A presentare la causa erano stati i genitori di Andrea, con il fratello e gli zii che da alcuni anni ospitavano entrambi i nipoti nella loro grande casa.
Tassetto si era presentato in ospedale il 24 giugno 2012, con forti dolori all’addome: dopo una radiografia e un’ecografia, era stato sottoposto a una laparoscopia, ma era entrato in sala operatoria solo il 26, morendo sotto i ferri proprio a causa dell’infarto. E l’intervento era arrivato anche grazie all’insistenza con cui lo zio aveva litigato con i sanitari.

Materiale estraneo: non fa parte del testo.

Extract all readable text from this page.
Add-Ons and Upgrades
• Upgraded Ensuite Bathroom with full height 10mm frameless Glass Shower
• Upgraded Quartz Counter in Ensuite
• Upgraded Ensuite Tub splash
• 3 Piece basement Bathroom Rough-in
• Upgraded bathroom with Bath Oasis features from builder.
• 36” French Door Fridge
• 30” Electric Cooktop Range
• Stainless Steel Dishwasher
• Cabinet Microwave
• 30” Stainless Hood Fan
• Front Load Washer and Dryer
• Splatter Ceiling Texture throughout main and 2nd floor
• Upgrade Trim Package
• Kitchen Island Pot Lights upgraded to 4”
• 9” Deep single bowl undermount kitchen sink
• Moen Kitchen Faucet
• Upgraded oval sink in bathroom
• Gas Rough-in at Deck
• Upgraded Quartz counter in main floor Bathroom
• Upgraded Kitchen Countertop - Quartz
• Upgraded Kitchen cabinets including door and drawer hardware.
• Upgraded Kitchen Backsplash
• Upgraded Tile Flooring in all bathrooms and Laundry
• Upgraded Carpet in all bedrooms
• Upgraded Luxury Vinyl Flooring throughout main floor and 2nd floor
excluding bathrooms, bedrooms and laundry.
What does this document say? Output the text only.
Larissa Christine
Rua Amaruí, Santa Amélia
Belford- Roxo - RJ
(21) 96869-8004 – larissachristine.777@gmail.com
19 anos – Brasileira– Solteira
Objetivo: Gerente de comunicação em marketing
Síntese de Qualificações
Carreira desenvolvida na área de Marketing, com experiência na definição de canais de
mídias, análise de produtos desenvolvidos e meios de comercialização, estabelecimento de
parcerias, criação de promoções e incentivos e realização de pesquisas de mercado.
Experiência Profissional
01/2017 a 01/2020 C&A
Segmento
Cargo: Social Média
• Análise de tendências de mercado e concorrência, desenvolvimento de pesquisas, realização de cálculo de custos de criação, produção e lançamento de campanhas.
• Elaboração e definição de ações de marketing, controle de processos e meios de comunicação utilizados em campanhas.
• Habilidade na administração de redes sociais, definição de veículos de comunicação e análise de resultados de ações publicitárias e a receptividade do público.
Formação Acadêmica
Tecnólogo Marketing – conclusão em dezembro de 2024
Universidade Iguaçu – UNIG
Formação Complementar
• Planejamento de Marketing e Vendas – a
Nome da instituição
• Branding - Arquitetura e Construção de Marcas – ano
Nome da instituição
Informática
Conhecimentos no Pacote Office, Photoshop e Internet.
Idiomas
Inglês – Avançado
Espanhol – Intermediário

Una prima consulenza tecnica disposta dalla procura aveva escluso la responsabilità da parte dei medici sul fronte penale e proprio su quello si era basata la difesa dell’azienda sanitaria. Ma il dottor Nicolai ha dato un’interpretazione diversa: a suo dire, infatti, subito dopo la laparoscopia, i sanitari di Dolo avrebbero dovuto eseguire l’intervento chirurgico di laparotomia, che invece avvenne circa 36 ore dopo: solo così avrebbero potuto capire che l’intestino era perforato e intervenire. “Una condotta diversa avrebbe concesso al Tassetto, se operato nei tempi e con le modalità che scienza e coscienza imponevano, concrete, importanti, affatto trascurabili chance di sopravvivenza”. Secondo il medico legale furono infatti sottovalutati i sintomi di sofferenza all’intestino lamentati da Andrea. “I medici si sono limitati a cercare il foro con l’endoscopio, ma è come cercare un forellino su una camera d’aria – spiega Cornelio -. Fu una diagnosi illogica”.